The day when setting up a supercomputer is as easy as programming a VCR may never arrive, but Clustermatic has brought it closer.

A project of scientists at Los Alamos National Laboratory, a Department of Energy facility, Clustermatic is a software suite that greatly simplifies the construction and control of clusters – personal computers joined to work as one large, parallel-processing machine.

Parallel processing breaks tasks into pieces and distributes them to multiple processors that work simultaneously for a faster result.  For many applications, clusters are appropriate and also far cheaper than monolithic high-performance computers because they use standard, off-the-shelf components.

Clustermatic has pushed clusters’ popularity; all or part of the suite runs on millions of computers.  Now researchers are designing an all-new version that could move clusters further toward VCR simplicity, says Ron Minnich, a computer scientist who led Clustermatic’s creation.
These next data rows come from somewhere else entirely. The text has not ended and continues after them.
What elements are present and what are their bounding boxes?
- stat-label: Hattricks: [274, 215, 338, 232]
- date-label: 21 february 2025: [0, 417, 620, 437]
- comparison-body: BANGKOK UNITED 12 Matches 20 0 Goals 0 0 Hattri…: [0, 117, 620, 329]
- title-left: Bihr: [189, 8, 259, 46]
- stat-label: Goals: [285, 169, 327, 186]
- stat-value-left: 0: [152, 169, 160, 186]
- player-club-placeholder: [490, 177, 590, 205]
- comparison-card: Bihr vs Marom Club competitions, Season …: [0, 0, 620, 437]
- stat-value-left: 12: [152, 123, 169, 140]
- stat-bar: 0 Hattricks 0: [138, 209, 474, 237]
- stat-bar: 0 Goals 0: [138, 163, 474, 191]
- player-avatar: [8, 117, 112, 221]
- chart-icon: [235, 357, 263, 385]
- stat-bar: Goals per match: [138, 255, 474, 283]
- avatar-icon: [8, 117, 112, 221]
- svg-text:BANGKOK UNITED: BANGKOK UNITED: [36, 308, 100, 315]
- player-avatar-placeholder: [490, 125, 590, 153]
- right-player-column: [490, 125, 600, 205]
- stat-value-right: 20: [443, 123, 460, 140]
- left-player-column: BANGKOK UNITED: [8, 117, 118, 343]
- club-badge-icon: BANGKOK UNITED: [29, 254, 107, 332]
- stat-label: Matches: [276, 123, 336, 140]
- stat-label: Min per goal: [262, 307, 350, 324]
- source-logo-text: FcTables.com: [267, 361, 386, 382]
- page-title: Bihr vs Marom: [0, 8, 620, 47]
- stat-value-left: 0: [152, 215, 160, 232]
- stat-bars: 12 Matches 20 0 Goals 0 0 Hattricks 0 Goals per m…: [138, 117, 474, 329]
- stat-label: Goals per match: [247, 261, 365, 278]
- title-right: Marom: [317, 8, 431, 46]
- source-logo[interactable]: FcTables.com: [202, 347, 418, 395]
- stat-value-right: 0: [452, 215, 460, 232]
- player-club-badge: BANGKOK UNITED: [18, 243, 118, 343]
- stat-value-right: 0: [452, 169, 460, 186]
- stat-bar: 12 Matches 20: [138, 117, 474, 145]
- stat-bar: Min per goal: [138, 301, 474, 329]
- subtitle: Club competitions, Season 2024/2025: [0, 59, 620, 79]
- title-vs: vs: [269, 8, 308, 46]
Labs and universities worldwide have created clusters, giving them high-performance computer power for a fraction of the cost.  Yet, Minnich says, most clusters run with something like mob rule instead of orchestra-like coordination.

“You have this room full of PCs and the first problem is they’re not designed to be clustered,” says Minnich, who worked on the project at Los Alamos before moving to DOE’s Sandia National Laboratory at its Livermore, California location.